As many people who know my writing can attest, I have a strong interest in Buddhist teachings. On the other hand, my dislike of anything dogmatic or doctrinal stops me from declaring myself to be of any one faith. This authorized biography of the 14th Dalai Lama is the latest in a series of books exploring the man behind the legend of Tibet's reincarnating spiritual leader.

DALAI LAMA--MAN, MONK, MYSTIC by Mayank Chhaya (Doubleday 2007)

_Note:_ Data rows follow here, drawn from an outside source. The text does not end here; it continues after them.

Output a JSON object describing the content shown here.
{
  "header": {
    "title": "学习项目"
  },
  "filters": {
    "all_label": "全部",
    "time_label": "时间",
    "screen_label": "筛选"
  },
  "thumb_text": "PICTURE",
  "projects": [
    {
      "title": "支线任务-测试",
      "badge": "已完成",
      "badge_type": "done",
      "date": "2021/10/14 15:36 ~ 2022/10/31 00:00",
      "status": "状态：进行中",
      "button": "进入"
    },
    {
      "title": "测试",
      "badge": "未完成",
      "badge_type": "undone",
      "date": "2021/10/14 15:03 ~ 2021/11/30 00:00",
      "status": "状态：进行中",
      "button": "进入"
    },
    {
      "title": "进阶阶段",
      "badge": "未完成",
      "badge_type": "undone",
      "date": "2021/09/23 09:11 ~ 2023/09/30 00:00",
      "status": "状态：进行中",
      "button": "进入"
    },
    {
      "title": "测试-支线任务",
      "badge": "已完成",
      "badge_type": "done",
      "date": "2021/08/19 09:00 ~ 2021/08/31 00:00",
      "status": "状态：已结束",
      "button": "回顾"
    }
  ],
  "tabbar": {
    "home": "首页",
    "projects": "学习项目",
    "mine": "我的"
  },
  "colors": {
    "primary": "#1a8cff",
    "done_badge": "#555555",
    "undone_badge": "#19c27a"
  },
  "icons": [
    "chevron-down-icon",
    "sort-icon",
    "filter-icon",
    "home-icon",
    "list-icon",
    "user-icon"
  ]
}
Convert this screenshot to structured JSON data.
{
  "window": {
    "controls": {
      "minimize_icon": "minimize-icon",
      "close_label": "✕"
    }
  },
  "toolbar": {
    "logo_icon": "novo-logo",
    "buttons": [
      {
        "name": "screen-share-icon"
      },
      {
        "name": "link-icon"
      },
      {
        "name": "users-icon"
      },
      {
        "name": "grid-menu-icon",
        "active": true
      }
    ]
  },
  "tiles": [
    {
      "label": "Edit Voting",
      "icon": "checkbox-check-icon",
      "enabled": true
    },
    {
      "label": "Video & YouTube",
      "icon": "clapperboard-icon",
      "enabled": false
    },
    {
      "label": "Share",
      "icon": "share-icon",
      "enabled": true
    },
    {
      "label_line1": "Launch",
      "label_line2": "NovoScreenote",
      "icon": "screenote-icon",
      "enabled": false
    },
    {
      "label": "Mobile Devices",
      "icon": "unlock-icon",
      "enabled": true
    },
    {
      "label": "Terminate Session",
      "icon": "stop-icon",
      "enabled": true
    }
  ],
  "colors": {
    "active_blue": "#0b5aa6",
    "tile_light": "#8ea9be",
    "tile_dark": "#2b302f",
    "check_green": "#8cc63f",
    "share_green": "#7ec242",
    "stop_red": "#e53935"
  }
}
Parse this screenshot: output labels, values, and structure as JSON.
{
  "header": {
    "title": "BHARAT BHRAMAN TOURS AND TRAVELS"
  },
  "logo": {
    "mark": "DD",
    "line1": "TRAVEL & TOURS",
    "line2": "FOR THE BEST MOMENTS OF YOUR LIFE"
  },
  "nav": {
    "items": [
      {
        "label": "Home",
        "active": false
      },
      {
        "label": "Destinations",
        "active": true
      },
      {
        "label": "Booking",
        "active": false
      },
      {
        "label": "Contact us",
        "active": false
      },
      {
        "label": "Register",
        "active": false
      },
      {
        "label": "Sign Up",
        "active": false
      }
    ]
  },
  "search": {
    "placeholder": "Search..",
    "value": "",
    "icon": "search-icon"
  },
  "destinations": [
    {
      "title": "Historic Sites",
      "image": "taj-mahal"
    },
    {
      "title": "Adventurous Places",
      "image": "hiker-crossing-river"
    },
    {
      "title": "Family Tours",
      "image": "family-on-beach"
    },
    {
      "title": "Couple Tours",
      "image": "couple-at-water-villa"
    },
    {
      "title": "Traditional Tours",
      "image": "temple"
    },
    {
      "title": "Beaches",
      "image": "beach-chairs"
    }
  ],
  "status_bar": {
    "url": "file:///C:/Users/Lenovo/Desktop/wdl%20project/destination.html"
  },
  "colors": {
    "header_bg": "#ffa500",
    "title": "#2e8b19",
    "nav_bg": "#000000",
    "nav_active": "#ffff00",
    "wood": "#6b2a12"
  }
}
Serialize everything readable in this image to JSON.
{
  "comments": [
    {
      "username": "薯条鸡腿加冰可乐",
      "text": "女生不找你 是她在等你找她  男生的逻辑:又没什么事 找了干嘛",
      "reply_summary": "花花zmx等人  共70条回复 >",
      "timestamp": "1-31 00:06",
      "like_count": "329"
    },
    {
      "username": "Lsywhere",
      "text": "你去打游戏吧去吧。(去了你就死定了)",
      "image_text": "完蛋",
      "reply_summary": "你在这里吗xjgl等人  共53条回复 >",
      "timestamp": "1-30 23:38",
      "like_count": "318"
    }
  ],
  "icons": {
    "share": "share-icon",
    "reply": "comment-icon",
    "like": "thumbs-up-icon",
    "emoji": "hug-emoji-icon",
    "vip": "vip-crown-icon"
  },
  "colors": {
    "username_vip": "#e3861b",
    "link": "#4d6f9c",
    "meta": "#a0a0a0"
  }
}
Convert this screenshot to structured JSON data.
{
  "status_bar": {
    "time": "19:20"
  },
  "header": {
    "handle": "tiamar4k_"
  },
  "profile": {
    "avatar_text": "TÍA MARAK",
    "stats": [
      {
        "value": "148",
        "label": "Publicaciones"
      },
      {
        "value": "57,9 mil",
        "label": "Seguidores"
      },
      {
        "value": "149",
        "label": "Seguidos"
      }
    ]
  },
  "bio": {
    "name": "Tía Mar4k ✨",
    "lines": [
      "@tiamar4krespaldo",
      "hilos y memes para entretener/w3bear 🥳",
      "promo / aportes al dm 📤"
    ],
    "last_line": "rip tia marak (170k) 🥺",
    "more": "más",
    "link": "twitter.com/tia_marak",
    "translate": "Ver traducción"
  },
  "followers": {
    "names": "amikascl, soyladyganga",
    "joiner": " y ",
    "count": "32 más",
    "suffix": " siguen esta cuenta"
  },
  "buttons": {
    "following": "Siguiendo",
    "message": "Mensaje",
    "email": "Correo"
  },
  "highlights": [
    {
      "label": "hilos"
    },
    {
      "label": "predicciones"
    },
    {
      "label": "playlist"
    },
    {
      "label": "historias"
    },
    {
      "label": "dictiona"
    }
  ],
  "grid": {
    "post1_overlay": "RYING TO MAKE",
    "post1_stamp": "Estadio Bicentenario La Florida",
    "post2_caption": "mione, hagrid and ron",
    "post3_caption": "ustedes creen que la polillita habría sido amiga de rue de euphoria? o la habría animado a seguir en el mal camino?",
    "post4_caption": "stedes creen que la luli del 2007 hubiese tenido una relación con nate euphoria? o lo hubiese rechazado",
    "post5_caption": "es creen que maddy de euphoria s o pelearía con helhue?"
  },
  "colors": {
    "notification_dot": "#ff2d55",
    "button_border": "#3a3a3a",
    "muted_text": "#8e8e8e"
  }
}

Although this is an ‘authorized biography,’ it reads more like a political treatise on the state of occupied Tibet. No doubt this was part of the Dalai Lama’s reasoning behind authorizing the book as he heads into his later years after nearly 50 years of exile from his homeland—more fuel for a fire threatened with extinction on his death. The few solid glimpses of Tibet’s spiritual head are welcome here, but they’re no more revealing than much of the other material by and about him. If His Holiness the 14th Dalai Lama comes across as god-like, it’s more through his lack of everyday human foibles than anything else. There’s little that’s magic here, as one might hope, but that’s to be expected from a writer whose introduction all but apologizes for having an interest in a religion whose main credo centres around reincarnation. It’s typical of a leftist humanist outlook that looks to the human intellect as the highest creative force in the universe—a vast mistake, as our current world state shows. If more people cared about the Dalai Lama’s teaching and less about China-occupied Tibet, we might solve many more of our problems.